Notice that nitrogen went from an oxidation number (ON) of -3 on the reactants' side, to an ON of +4 on the products' side, while oxygen went from an ON of 0 on the reactants' side, to an ON of -2 on the products' side. The half-reactions look like this

${N}^{- 3} \to {N}^{+ 4} + 7 {e}^{-}$
${O}_{2}^{0} + 4 {e}^{-} \to {O}_{2}^{2 -}$

Since there are two oxygen atoms on the reactants' side, and each oxygen atom gained $2 {e}^{-}$, oxygen gained a total number of $4 {e}^{-}$. The total number of electrons transferred in this reaction is $4 \cdot 7 = 28 {e}^{-}$, which means that the oxidation half-reaction must be multiplied by 4, and the reduction half-reaction must be multiplied by 7.

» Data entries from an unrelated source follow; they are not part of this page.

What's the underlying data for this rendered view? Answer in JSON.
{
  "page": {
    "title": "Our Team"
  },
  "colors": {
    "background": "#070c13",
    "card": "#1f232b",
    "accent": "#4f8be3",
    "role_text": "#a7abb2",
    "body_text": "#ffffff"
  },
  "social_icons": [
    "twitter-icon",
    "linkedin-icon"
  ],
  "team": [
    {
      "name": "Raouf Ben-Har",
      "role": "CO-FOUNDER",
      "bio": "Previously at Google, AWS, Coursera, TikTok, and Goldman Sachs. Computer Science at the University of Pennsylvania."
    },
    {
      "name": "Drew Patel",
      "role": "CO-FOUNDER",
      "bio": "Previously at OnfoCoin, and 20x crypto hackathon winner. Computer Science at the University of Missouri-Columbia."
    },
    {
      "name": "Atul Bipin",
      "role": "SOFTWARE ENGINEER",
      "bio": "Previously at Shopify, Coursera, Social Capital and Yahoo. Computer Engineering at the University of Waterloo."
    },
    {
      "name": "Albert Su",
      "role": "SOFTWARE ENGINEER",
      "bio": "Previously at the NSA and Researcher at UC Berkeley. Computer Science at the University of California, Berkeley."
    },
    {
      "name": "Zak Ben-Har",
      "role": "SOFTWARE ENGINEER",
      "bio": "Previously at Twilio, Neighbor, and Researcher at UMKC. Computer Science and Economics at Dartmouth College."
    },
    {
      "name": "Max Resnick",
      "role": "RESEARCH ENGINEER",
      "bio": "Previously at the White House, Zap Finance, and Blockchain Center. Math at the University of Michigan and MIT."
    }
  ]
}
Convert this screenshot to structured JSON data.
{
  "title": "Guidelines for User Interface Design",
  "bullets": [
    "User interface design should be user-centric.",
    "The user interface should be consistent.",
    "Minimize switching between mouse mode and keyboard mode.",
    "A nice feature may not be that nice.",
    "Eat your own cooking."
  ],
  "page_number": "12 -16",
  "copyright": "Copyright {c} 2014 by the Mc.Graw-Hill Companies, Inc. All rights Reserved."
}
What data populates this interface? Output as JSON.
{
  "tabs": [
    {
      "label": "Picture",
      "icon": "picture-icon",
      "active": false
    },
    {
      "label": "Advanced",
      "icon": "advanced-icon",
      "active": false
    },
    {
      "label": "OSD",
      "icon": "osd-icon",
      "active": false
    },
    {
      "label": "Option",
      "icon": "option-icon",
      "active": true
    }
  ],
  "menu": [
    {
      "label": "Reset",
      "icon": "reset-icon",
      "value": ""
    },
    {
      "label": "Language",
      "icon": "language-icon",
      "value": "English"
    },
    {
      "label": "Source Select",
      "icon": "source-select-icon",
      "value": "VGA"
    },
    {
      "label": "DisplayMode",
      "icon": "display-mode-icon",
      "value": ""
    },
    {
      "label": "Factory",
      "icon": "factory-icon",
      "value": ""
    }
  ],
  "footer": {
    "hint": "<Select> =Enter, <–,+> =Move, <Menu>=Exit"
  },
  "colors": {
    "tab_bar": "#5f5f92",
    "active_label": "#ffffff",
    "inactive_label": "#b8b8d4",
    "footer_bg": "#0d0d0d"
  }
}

This will produce these coefficients for the oxidized and reduced reactants

$4 N {H}_{3} + 7 {O}_{2} \to N {O}_{2} + {H}_{2} O$

Now, balance nitrogen like you would normally, and you'll get

$4 N {H}_{3} + 7 {O}_{2} \to 4 N {O}_{2} + {H}_{2} O$

The hydrogen and oxygen are not balanced, since we have 12 H on the left side and only 2 on the right side, and 14 O on the left side and only 9 on the right. Let's balance hydrogen first.

In basic solution, for every H atom you need you must add ${H}_{2} O$ on the side that needs it, and $O {H}^{-}$ on the opposite side. We need 10 H atoms on the right side, so

$10 O {H}^{-} + 4 N {H}_{3} + 7 {O}_{2} \to 4 N {O}_{2} + {H}_{2} O + 10 {H}_{2} O$

Now the hydrogen is balanced. For every oxygen atom we need, $2 O {H}^{-}$ must be added to that side, and ${H}_{2} O$ to the opposite side. We need 5 oxygen atoms on the right side, so

$5 {H}_{2} O + 10 O {H}^{-} + 4 N {H}_{3} + 7 {O}_{2} \to 4 N {O}_{2} + {H}_{2} O + 10 {H}_{2} O + 10 O {H}^{-}$

The balanced equation thus is

$4 N {H}_{3} + 7 {O}_{2} \to 4 N {O}_{2} + 6 {H}_{2} O$

The $10 O {H}^{-}$ cancelled out, and we were left with 6 ${H}_{2} O$ molecules on the right side.